Once upon a time there was a remarkable anime that turned thousands of crazy otaku into go players. Can the 12 episode Shion no Ou (しおんの王) do the same for shogi? Tune into Fuji TV, Saturdays at 26:15 JST to find out.
The original manga is a collaborative work between artist Andou Jirou and and writer Katori Masaru. The latter is actually a pen name used by former female professional shogi player Hayashiba Naoko, whose personal history is quite fascinating, particularly the part where she published a photobook with nudes in 1995. Moving on, the manga has been running since 2004, with a 6th volume out at the end of the month, and the anime is being produced by Studio DEEN. The director is Kawase Toshifumi, who most recently has been busying himself writing scripts for Higurashi no Naku Koro ni and CODE-E, but also directed shows like Tenjou Tenge and Dragon Drive. Series composition was handled by Yamada Takashi, who curiously seems to have worked on one of the very first anime I ever watched, Blue Noah (aka Thundersub), some 20 years ago. Since he just finished Lovely Complex, it’s an interesting choice for a thriller.

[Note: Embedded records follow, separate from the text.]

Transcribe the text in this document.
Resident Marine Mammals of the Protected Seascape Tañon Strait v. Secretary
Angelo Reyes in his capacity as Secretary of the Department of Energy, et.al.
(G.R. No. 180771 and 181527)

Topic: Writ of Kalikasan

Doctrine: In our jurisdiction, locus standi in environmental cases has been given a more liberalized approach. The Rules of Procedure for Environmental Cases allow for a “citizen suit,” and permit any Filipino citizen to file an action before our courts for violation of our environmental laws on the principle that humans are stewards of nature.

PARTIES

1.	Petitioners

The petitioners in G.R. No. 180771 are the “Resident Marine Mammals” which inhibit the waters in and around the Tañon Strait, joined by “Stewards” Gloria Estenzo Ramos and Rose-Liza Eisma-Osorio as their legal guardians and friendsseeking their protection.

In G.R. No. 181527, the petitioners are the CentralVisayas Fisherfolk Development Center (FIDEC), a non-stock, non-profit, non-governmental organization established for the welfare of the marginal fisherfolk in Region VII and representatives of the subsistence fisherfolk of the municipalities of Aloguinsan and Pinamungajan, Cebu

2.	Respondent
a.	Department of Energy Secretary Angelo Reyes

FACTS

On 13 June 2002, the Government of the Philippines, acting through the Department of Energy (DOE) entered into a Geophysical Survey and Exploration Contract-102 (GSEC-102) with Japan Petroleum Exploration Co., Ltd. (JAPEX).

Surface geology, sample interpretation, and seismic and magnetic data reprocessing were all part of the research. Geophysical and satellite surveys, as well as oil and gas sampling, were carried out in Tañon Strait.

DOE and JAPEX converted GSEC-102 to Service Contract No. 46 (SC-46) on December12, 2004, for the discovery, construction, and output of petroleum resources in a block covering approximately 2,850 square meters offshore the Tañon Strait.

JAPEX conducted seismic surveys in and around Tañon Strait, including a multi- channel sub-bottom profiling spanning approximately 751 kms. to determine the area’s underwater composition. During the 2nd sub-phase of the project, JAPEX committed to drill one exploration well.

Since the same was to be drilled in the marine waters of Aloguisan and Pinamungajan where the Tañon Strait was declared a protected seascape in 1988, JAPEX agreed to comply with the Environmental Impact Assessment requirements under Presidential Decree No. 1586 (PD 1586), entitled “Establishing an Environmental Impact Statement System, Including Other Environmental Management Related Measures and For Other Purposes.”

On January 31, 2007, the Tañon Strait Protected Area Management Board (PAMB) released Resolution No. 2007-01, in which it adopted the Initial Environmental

Shion no Ou tells the story of Yasuoka Shion, an 11-year-old girl gone mute after a traumatic event where an unknown man murdered her parents, yet left her alive some seven years ago. She was then adopted by a neighbouring family, where her new father was a professional shogi player. Finding solace in the game, her skills were cultivated to a frightening degree in this environment, and as the show begins Shion is nearing the end of a tournament held to qualify the winner as a professional female player. In the very final battle, she plays against the exceptionally strong Saitou Ayumi, whose motivation for becoming a female pro lies with an ill mother requiring urgent and expensive surgery. Overseeing the match is a wealthy young lady by the name of Nikaidou Saori, who seems to be very fond of our little heroine, but the authenticity of her affection is dubious. Yet Shion has a bigger threat – the mysterious blond man who stalks her and keeps an extensive photo collection. He bears a creepy resemblance with the man in her memories.
Here’s another production with the Hi Vision logo stamped all over it, and it looks very pretty, despite the lolified character design that seems to have driven readers away after getting used to the manga visuals. As a newcomer, I have no complaints, apart from the choice to use gray rather than black outlines, which gives it a somewhat hazy look. The shogi board and pieces are computer rendered, and strongly remind me of Hikaru no Go and Akagi, but it works out well. Yamashita Kousuke is composing the music for both this and Dragonaut, and it’s pleasant fare that doesn’t steal attention. Solid performer Kawasumi Ayako (Mahoro in Mahoromatic) has an amusing job voicing Shion, because the girl doesn’t actually speak. Instead she gets to do inner monologues, which are seemingly few and far between. More lines were given the androgynously voiced Paku Romi (rock-Nana in Nana) as rival Ayumi, and relatively unknown Mizuno Risa (Suzunari-sensei in Twin Spica) as Saori. I was also amused to find Kouda Mariko (Nayuki in Kanon) as Shion’s mother.
This is not the new Hikaru no Go. There are certainly many familiar scenes, especially when they’re at the shogi institute commenting on moves made, but where Hikaru no Go was happily educational, Shion no Ou is darkly serious. It has blood and plotting and blouses ripped apart, and less attention seems to be given those of us who’ve never been in contact with shogi before. Don’t feel down, though, because instead of rehashing a successful concept, we get a fascinating new thriller with an unusual setting. Just make sure you read this Wikipedia entry first.
Reminds me of: Akagi, except with cute little girls.